Avranno soltanto un permesso di soggiorno temporaneo di 45 giorni gli immigrati giunti a Valencia con la nave Aquarius e che stanno sbarcando nel porto spagnolo. Il governo di Sanchez, intanto, schiera i militari a Ceuta, per respingere gli immigrati in arrivo dal Marocco che tentano di forzare il blocco militare marocchino.

Valencia: 630 migranti sbarcati da Aquarius, Dattilo e Orione

Avranno soltanto un permesso di soggiorno temporaneo di 45 giorni i 630 immigrati giunti a Valencia in Spagna con la nave Aquarius dopo essere stati raccolti nel Mediterraneo e rifiutati dalle autorità maltesi e italiane.

Le autorità spagnole hanno disposto un approdo graduale della flottiglia in arrivo, composta oltre che dalla nave Aquarius della Ong Sos Mediterranee, anche da due unità militari italiane, per consentire di accogliere ed assistere al meglio i 630 immigrati.

E infatti, alle 6.45 di domenica è arrivato al porto di Valencia il Dattilo, la motovedetta della Guardia costiera italiana che trasportava 274 migranti soccorsi la scorsa settimana al largo delle coste italiane.
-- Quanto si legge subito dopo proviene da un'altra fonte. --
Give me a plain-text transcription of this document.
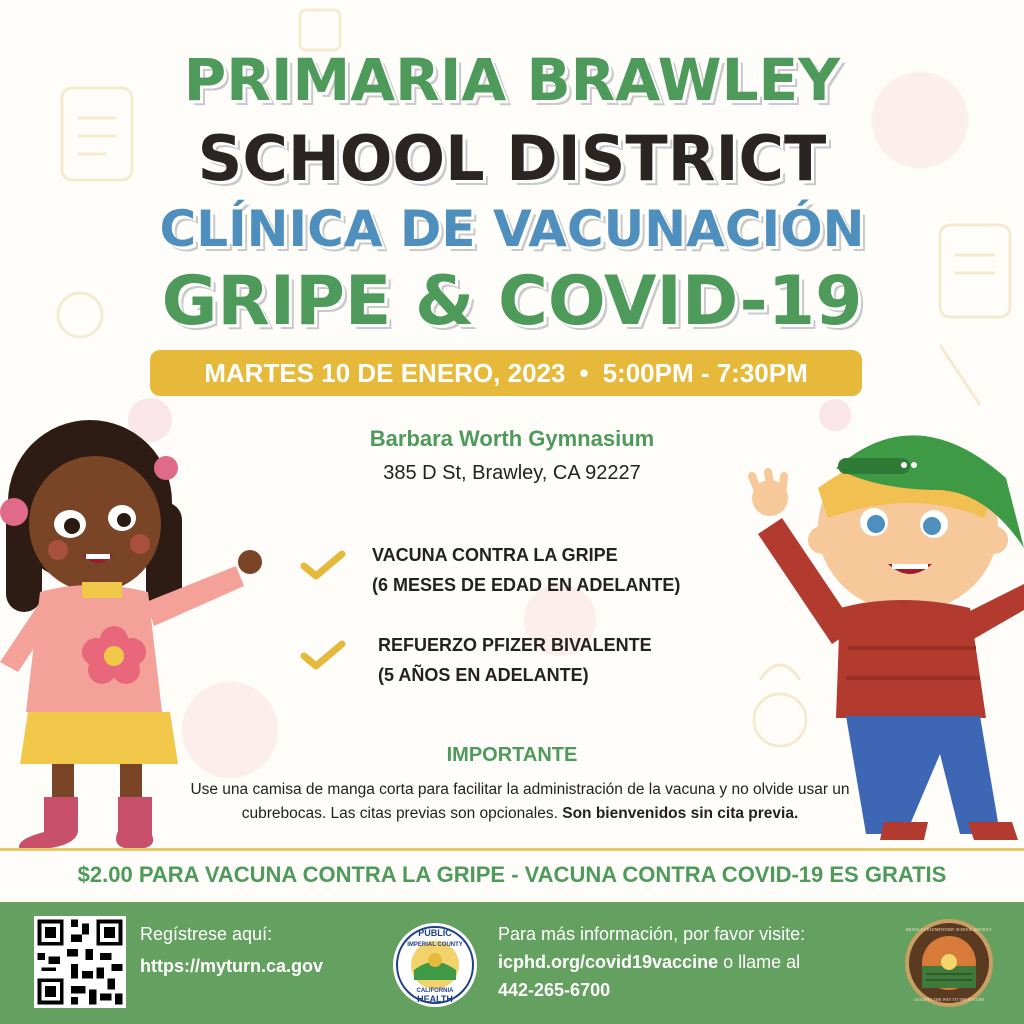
PRIMARIA BRAWLEY
SCHOOL DISTRICT
CLÍNICA DE VACUNACIÓN
GRIPE & COVID-19
MARTES 10 DE ENERO, 2023 • 5:00PM - 7:30PM
Barbara Worth Gymnasium
385 D St, Brawley, CA 92227
VACUNA CONTRA LA GRIPE
(6 MESES DE EDAD EN ADELANTE)
REFUERZO PFIZER BIVALENTE
(5 AÑOS EN ADELANTE)
IMPORTANTE
Use una camisa de manga corta para facilitar la administración de la vacuna y no olvide usar un cubrebocas. Las citas previas son opcionales. Son bienvenidos sin cita previa.
$2.00 PARA VACUNA CONTRA LA GRIPE - VACUNA CONTRA COVID-19 ES GRATIS
Regístrese aquí:
https://myturn.ca.gov
PUBLIC
IMPERIAL COUNTY
CALIFORNIA
HEALTH
Para más información, por favor visite:
icphd.org/covid19vaccine o llame al
442-265-6700
BRAWLEY ELEMENTARY SCHOOL DISTRICT
LEADING THE WAY TO THE FUTURE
Tra questi, 32 donne di cui una incinta, e 60 minori non accompagnati, 52 bambine e 8 bambini.

Quattro ore dopo è arrivata anche la Aquarius, con altri 106 migranti, segiuita infine dall’Orione con altre 250 persone.
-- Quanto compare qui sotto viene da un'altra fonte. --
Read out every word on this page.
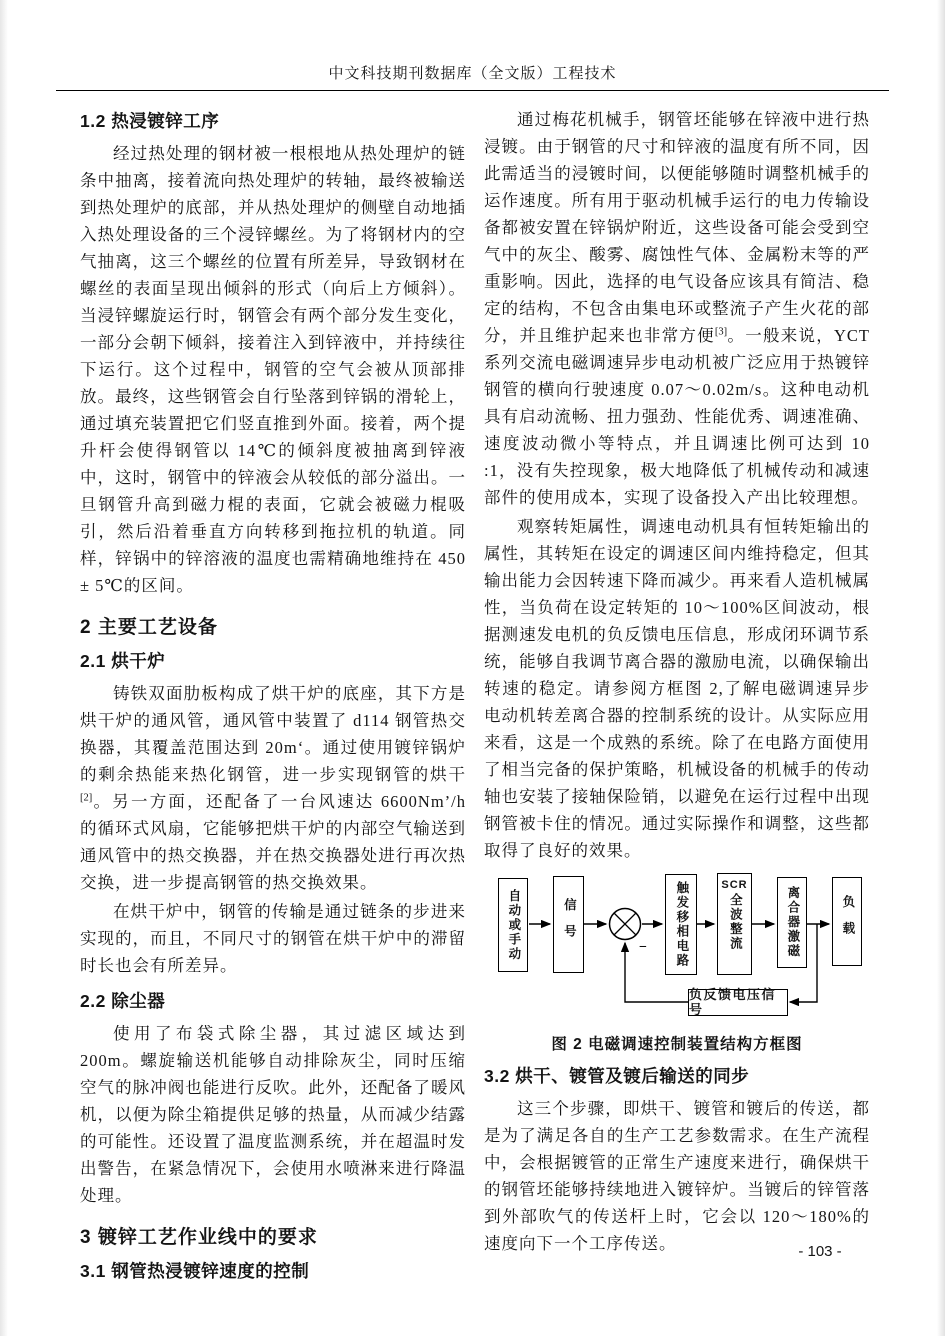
中文科技期刊数据库（全文版）工程技术
1.2 热浸镀锌工序

经过热处理的钢材被一根根地从热处理炉的链条中抽离，接着流向热处理炉的转轴，最终被输送到热处理炉的底部，并从热处理炉的侧壁自动地插入热处理设备的三个浸锌螺丝。为了将钢材内的空气抽离，这三个螺丝的位置有所差异，导致钢材在螺丝的表面呈现出倾斜的形式（向后上方倾斜）。当浸锌螺旋运行时，钢管会有两个部分发生变化，一部分会朝下倾斜，接着注入到锌液中，并持续往下运行。这个过程中，钢管的空气会被从顶部排放。最终，这些钢管会自行坠落到锌锅的滑轮上，通过填充装置把它们竖直推到外面。接着，两个提升杆会使得钢管以 14℃的倾斜度被抽离到锌液中，这时，钢管中的锌液会从较低的部分溢出。一旦钢管升高到磁力棍的表面，它就会被磁力棍吸引，然后沿着垂直方向转移到拖拉机的轨道。同样，锌锅中的锌溶液的温度也需精确地维持在 450 ± 5℃的区间。

2 主要工艺设备
2.1 烘干炉

铸铁双面肋板构成了烘干炉的底座，其下方是烘干炉的通风管，通风管中装置了 d114 钢管热交换器，其覆盖范围达到 20m‘。通过使用镀锌锅炉的剩余热能来热化钢管，进一步实现钢管的烘干[2]。另一方面，还配备了一台风速达 6600Nm’/h 的循环式风扇，它能够把烘干炉的内部空气输送到通风管中的热交换器，并在热交换器处进行再次热交换，进一步提高钢管的热交换效果。

在烘干炉中，钢管的传输是通过链条的步进来实现的，而且，不同尺寸的钢管在烘干炉中的滞留时长也会有所差异。

2.2 除尘器

使用了布袋式除尘器，其过滤区域达到 200m。螺旋输送机能够自动排除灰尘，同时压缩空气的脉冲阀也能进行反吹。此外，还配备了暖风机，以便为除尘箱提供足够的热量，从而减少结露的可能性。还设置了温度监测系统，并在超温时发出警告，在紧急情况下，会使用水喷淋来进行降温处理。

3 镀锌工艺作业线中的要求
3.1 钢管热浸镀锌速度的控制

通过梅花机械手，钢管坯能够在锌液中进行热浸镀。由于钢管的尺寸和锌液的温度有所不同，因此需适当的浸镀时间，以便能够随时调整机械手的运作速度。所有用于驱动机械手运行的电力传输设备都被安置在锌锅炉附近，这些设备可能会受到空气中的灰尘、酸雾、腐蚀性气体、金属粉末等的严重影响。因此，选择的电气设备应该具有简洁、稳定的结构，不包含由集电环或整流子产生火花的部分，并且维护起来也非常方便[3]。一般来说，YCT 系列交流电磁调速异步电动机被广泛应用于热镀锌钢管的横向行驶速度 0.07～0.02m/s。这种电动机具有启动流畅、扭力强劲、性能优秀、调速准确、速度波动微小等特点，并且调速比例可达到 10 :1，没有失控现象，极大地降低了机械传动和减速部件的使用成本，实现了设备投入产出比较理想。

观察转矩属性，调速电动机具有恒转矩输出的属性，其转矩在设定的调速区间内维持稳定，但其输出能力会因转速下降而减少。再来看人造机械属性，当负荷在设定转矩的 10～100%区间波动，根据测速发电机的负反馈电压信息，形成闭环调节系统，能够自我调节离合器的激励电流，以确保输出转速的稳定。请参阅方框图 2,了解电磁调速异步电动机转差离合器的控制系统的设计。从实际应用来看，这是一个成熟的系统。除了在电路方面使用了相当完备的保护策略，机械设备的机械手的传动轴也安装了接轴保险销，以避免在运行过程中出现钢管被卡住的情况。通过实际操作和调整，这些都取得了良好的效果。

−
自动或手动	信号	触发移相电路	SCR
全波整流	离合器激磁	负载
负反馈电压信号
图 2 电磁调速控制装置结构方框图
3.2 烘干、镀管及镀后输送的同步

这三个步骤，即烘干、镀管和镀后的传送，都是为了满足各自的生产工艺参数需求。在生产流程中，会根据镀管的正常生产速度来进行，确保烘干的钢管坯能够持续地进入镀锌炉。当镀后的锌管落到外部吹气的传送杆上时，它会以 120～180%的速度向下一个工序传送。	- 103 -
I migranti sono stati fatti sbarcare tra centinaia di persone, rta lavoranti del porto, passanti e soprattutto giornalisti, e sono stati fatti passare nelle tende allestite dalla Croce rossa per svolgervi i primi controlli medici.

A quanto riferito dalle autorità sanitarie valenciane, non sono stati rilevati particolari problemi sanitari, anche se un gran numero di migranti presenta varie forme di ustioni, anche se molti sembrano psicologicamente provati, sotto schock ed emozionati e confusi.

Successivamente, tutti i migranti sono stati identificati dalle forze di sicurezza spagnole: e poiché nessuno ha esibito documenti, i poliziotti hanno dovuto accontentarsi della nazionalità dichiarata da da ciascun immigrato. La maggior aprte semprerebbero provenire dall’Africa Sub-sahariana, mentre alcuni potrebbero essere asiatici e maghrebini.

Tutti sono stati poi trasferiti in autobus nei centri di raccolta in cui saranno tenuti nei prossimi giorni. Donne e bambini sono stati trasferiti invece in centri medici.

Nel corso della giornata di lunedì, in particolare, si sta provvedendo ad individuare sistemazioni adatte invari centri della Spagna. Per ora, la federazione delle pronvince de delle città della SPagna ha trovato sistemazione in vari municipi per circa 330 migranti.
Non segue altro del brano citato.